Remaining challenges

However, the use of generative AI models to produce synthetic data raises certain ethical, privacy, and legal considerations. As the New York Times’ lawsuit against OpenAI highlighted, these models sometimes produce information that is extremely close to the original training data. Similarly, the AI-centred search start-up Perplexity was found to be republishing parts of exclusive newspaper articles. Ensuring that synthetic data does not inadvertently reveal sensitive information or introduce biases is therefore crucial. So-called differential privacy techniques, which add noise to the data generation process, might help mitigate these risks by providing mathematical guarantees against inferential attacks. The key idea here is that the presence or absence of any individual record in the dataset should not significantly affect the outcome of the mechanism.

How can new ways of generating synthetic data be used in AI training while preserving privacy and mitigating bias? First, the computer science community can help practitioners and stakeholders identify the use cases where synthetic data can be used safely, perhaps even in a semi-automated way, and how to implement privacy enhancing technologies, such as differential privacy. Promisingly, researchers have created a reliable framework for detecting whether an LLM has been trained on a particular dataset, which could be used in red-teaming exercises to protect against litigation.

In addition, however, European policymakers also have a role to play in clarifying how companies can use more synthetic, or anonymised, data for AI training and manage future re-identification risks. Our recent survey of 1,000 European businesses showed that there is a need to clarify how synthetic data can be used in a legally secure manner and when data can be considered anonymised, for example by developing and defining uniform and workable standards. At the very least, EU data protection authorities should therefore provide workable guidelines for the generation and processing of synthetic data, prioritising the principles of transparency, accountability, and fairness. This will help to understand the types of data, tasks, and settings in which appropriate privacy-utility trade-offs can be achieved through synthetic data produced by generative models.

Conclusion

From simulated hospital beds to kitchen robots, synthetic data is revolutionising the way AI systems are trained and deployed. The new ways of creating synthetic data that have recently become available thanks to LLMs and other types of generative AI could transform the process of machine learning and herald an opportunity for European industry to catch up with US and Chinese competitors. This is especially true for smaller firms, which might not otherwise have the capacity or financial power to acquire and label large datasets for AI training. However, as Europe moves forward with this technology, it is imperative to balance innovation with ethical considerations to ensure that synthetic data serves as a powerful tool for the betterment of society. For this, the industry needs clear guidelines and consistent and workable technical standards.

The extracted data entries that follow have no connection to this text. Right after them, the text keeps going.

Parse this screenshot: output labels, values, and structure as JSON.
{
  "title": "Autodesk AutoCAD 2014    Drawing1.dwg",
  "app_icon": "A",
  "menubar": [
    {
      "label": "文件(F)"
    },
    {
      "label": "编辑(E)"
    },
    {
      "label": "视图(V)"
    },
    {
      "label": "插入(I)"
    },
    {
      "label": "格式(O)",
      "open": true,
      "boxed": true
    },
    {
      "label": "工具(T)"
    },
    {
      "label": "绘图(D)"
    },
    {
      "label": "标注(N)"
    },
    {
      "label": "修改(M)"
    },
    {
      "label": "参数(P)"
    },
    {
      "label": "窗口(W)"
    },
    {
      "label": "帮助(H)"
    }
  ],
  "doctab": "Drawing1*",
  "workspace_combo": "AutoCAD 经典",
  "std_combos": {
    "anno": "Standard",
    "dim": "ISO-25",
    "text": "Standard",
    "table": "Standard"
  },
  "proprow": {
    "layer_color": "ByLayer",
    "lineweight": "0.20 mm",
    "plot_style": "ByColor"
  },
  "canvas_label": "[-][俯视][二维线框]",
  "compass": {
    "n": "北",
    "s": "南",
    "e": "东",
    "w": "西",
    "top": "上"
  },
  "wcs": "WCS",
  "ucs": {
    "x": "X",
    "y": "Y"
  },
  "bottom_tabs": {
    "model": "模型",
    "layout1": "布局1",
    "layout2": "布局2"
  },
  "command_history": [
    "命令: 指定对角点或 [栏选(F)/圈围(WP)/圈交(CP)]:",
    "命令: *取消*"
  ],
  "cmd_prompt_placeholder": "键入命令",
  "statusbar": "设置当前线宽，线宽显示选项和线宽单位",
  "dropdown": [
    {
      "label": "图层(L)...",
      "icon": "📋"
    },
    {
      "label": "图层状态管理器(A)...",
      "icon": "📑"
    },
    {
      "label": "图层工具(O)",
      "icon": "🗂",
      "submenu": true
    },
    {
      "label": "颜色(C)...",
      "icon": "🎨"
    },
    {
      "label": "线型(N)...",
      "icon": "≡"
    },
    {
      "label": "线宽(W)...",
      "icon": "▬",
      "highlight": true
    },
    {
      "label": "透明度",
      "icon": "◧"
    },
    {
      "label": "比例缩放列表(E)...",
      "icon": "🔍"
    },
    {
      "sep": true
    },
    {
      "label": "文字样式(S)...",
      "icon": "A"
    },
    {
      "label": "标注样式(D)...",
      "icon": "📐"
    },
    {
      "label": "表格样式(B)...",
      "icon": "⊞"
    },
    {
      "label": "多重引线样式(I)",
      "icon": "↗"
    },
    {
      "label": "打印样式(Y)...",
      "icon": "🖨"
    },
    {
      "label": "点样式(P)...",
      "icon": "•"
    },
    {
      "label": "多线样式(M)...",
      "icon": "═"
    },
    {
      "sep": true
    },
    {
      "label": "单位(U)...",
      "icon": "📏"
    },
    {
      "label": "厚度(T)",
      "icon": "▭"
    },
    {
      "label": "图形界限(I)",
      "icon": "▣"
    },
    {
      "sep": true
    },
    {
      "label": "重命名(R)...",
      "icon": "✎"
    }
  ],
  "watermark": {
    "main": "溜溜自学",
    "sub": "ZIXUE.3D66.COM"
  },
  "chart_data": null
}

Anselm Küsters is Head of Digitalisation/New Technologies at the Centrum für Europäische Politik (cep), Berlin. As a post-doctoral researcher at the Humboldt University in Berlin and as an associate researcher at the Max Planck Institute for Legal History and Theory in Frankfurt am Main, he conducts research in the field of Digital Humanities.

Küsters gained his Master’s degree in Economic History at the University of Oxford (M. Phil) and his PhD at the Johann Wolfgang Goethe University in Frankfurt am Main.